Sponsored:
Philadelphia, PA – The notorious cop-hating district attorney for Philadelphia has offered a plea deal that would take the death penalty off the table to two men who murdered a police officer, and fallen hero’s family is outraged.
District Attorney Larry Krasner’s office said that it would have no comment until after the hearing on Monday for the two suspects accused of murdering Philadelphia Police Sergeant Robert Wilson III, WPVI reported.
But law enforcement sources told WCAU that cop killers Carlton Hipps and Ramone Williams planned to accept life sentences, plus 50 to 100 consecutive years in prison, in exchange for pleading guilty to Sgt. Wilson’s murder.
Nobody from the district attorney’s office contacted the family of Sgt. Wilson before they gave his killers a deal that would let them avoid the death penalty.
During his campaign for district attorney, Krasner shared his personal objections to capital punishment and promised he would never seek the death penalty, according to WCAU.
The families of murder victims expressed concern after he was elected that they would never see justice served in their loved ones’ cases.

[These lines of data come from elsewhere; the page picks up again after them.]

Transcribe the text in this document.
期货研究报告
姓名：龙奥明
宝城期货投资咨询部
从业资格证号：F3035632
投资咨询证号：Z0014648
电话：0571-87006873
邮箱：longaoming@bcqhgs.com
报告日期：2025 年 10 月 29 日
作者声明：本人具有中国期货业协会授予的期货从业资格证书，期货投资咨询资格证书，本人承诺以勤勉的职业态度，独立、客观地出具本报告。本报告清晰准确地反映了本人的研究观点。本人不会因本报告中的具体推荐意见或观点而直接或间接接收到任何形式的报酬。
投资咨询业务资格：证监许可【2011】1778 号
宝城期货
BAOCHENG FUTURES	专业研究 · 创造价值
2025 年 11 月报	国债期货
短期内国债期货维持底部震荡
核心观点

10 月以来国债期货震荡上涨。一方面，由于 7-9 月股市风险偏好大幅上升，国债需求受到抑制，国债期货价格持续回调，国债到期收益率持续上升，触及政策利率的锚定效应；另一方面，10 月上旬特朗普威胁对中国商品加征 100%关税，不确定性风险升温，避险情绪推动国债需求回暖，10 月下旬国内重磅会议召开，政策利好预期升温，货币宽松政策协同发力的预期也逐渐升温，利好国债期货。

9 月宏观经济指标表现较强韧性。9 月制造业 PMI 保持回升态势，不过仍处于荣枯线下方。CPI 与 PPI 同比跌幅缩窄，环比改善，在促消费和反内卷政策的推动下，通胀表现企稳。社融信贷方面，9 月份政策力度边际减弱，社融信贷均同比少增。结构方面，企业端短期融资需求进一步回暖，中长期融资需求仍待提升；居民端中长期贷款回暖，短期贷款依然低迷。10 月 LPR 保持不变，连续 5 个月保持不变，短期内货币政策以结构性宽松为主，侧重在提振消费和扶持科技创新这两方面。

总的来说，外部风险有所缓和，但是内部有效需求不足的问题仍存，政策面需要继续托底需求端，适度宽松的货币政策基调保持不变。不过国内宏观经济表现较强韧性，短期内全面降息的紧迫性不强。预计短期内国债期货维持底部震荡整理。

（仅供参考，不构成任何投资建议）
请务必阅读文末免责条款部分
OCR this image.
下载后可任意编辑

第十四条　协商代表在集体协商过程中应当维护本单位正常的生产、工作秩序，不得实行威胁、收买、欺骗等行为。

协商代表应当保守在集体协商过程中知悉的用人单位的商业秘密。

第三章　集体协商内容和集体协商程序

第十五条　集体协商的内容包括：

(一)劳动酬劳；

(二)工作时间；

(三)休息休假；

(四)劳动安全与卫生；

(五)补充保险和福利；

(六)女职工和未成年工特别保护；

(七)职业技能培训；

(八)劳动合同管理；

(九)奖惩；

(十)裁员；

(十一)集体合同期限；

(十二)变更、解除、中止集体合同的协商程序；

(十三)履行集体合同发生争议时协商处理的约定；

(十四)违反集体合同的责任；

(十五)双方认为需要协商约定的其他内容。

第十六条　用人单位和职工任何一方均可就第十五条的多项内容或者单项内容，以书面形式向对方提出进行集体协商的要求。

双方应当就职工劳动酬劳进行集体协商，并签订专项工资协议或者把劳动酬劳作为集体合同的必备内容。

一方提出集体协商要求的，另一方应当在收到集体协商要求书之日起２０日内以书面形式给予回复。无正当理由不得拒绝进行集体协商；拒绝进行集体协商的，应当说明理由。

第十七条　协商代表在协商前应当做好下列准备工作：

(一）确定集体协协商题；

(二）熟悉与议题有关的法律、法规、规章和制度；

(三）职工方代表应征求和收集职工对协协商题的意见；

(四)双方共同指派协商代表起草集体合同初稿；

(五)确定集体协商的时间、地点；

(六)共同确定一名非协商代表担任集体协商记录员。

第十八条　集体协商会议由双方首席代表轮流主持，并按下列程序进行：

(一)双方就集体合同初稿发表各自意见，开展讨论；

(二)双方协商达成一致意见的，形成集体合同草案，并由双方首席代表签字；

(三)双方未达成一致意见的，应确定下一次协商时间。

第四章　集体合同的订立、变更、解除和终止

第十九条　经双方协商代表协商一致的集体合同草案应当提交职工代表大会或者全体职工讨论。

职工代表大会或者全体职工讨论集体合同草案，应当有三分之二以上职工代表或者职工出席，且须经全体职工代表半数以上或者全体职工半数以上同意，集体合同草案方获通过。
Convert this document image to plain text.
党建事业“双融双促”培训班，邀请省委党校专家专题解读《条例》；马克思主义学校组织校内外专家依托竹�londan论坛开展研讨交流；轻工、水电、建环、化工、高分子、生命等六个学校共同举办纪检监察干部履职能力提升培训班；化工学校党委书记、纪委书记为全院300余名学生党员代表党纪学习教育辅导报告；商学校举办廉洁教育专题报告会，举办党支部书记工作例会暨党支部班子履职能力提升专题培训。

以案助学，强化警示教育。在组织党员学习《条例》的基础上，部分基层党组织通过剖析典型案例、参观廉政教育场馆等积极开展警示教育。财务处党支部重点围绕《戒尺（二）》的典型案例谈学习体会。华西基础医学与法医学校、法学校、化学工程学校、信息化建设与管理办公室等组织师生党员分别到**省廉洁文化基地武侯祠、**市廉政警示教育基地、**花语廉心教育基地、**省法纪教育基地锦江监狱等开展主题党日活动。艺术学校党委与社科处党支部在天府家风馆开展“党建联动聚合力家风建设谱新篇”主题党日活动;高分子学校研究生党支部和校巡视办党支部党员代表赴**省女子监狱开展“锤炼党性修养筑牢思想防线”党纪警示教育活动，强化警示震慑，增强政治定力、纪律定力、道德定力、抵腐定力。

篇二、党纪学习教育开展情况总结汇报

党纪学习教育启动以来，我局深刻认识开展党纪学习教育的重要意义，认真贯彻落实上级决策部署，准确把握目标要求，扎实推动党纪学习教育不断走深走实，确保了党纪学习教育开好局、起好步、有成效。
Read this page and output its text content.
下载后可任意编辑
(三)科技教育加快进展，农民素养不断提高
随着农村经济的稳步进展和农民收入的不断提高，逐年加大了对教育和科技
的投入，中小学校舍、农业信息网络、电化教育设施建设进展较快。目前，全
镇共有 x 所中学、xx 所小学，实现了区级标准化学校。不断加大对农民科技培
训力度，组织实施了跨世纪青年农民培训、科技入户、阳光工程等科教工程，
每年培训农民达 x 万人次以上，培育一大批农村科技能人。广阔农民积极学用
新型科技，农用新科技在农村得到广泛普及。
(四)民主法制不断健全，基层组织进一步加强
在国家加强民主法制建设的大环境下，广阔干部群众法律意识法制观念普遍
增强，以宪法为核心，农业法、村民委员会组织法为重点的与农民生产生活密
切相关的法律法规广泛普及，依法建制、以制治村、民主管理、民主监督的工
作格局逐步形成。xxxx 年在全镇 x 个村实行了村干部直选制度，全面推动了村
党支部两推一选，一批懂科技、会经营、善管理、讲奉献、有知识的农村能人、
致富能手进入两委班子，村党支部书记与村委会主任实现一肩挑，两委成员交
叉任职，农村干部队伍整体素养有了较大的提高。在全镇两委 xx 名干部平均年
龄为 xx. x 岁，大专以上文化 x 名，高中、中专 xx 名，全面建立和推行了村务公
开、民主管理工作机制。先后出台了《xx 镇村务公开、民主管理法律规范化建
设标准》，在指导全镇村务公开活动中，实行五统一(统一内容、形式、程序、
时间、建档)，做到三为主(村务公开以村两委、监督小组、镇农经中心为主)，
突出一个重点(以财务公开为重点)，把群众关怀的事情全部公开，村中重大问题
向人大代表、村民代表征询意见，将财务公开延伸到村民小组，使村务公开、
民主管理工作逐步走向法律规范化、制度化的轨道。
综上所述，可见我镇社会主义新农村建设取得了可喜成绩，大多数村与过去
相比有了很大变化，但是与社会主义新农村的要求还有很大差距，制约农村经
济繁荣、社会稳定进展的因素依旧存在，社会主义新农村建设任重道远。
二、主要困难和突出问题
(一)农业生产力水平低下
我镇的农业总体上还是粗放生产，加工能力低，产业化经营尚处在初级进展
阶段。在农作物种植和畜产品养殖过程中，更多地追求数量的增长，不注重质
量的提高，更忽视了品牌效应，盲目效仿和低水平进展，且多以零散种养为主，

Although there is a governor-imposed moratorium on the death penalty in Pennsylvania, the state can still seek it, WCAU reported.
In March, Krasner told WCAU that the case against Sgt. Wilson’s murderers remained a capital one, and said he would follow the decision of a committee that would determine if the death penalty was appropriate in the slain officer’s case.
Sgt. Wilson, an eight-year veteran of the Philadelphia Police Department, was murdered by Hipps and Williams during a snowstorm on March 5, 2015, when he stopped into a GameStop store to buy a video game for his son as a reward for making good grades, CNN reported.
Police said Sgt. Wilson was standing at the counter in uniform when Hipps and Williams, who are brothers, entered the store wielding guns, according to CNN. There were five customers and two employees in the store at the time.
Sgt. Wilson announced himself, and then exchanged gunfire with the robbers. Police said the store’s surveillance footage showed a heroic officer who diverted gunfire away from the innocent civilians in the store, WCAU reported.
More than 50 gunshots were exchanged and the sergeant was shot three times by Hipps and Williams.
“Officer Wilson was shot multiple times in the body and once in the head. That is the shot that ultimately killed him,” Philadelphia Police Captain James Clark told CNN at the time.
Hipps and Williams got in a second shootout with Sgt. Wilson’s partner as they left the store, and Hipps was wounded, according to the Officer Down Memorial Page.
Williams ran back in the store and tried to pretend he was a customer when officers arrived to arrest him, according to CNN. He later confessed.
Both brothers were arrested and charged with Sgt. Wilson’s murder, and the attempted murder of his partner.
Shaki’ra Wilson-Burroughs, the slain sergeant’s sister, said she was told that the committee met for two hours this week to discuss what sentence would be appropriate for her brother’s killers; however, the family was not told what decision had ultimately been made.
She told WCAU that Sgt. Wilson’s family had been shut out of the prosecutorial process, and that “no one even got a statement from us to even present.”
“Everything is hush-hush. It feels as though the district attorney’s hand is covering their mouth,” Wilson-Burroughs said.
A few months ago, Sgt. Wilson’s sister and his grandmother, Connie Wilson, shared their frustrations about the lack of movement in his murder case after three years without a trial, WCAU reported.
Both women called for the avowed anti-police district attorney to step aside in the cop killers’ cases.
“Do your job,” was the message Wilson-Burroughs told WCAU she wanted to deliver to Krasner after she got the news about her brother’s murderers’ plea agreements.
“How about stand up as a man, pass off [the case] and say what you cannot do since you can’t hold this case and be fair,” Wilson-Burroughs challenged the anti-cop district attorney.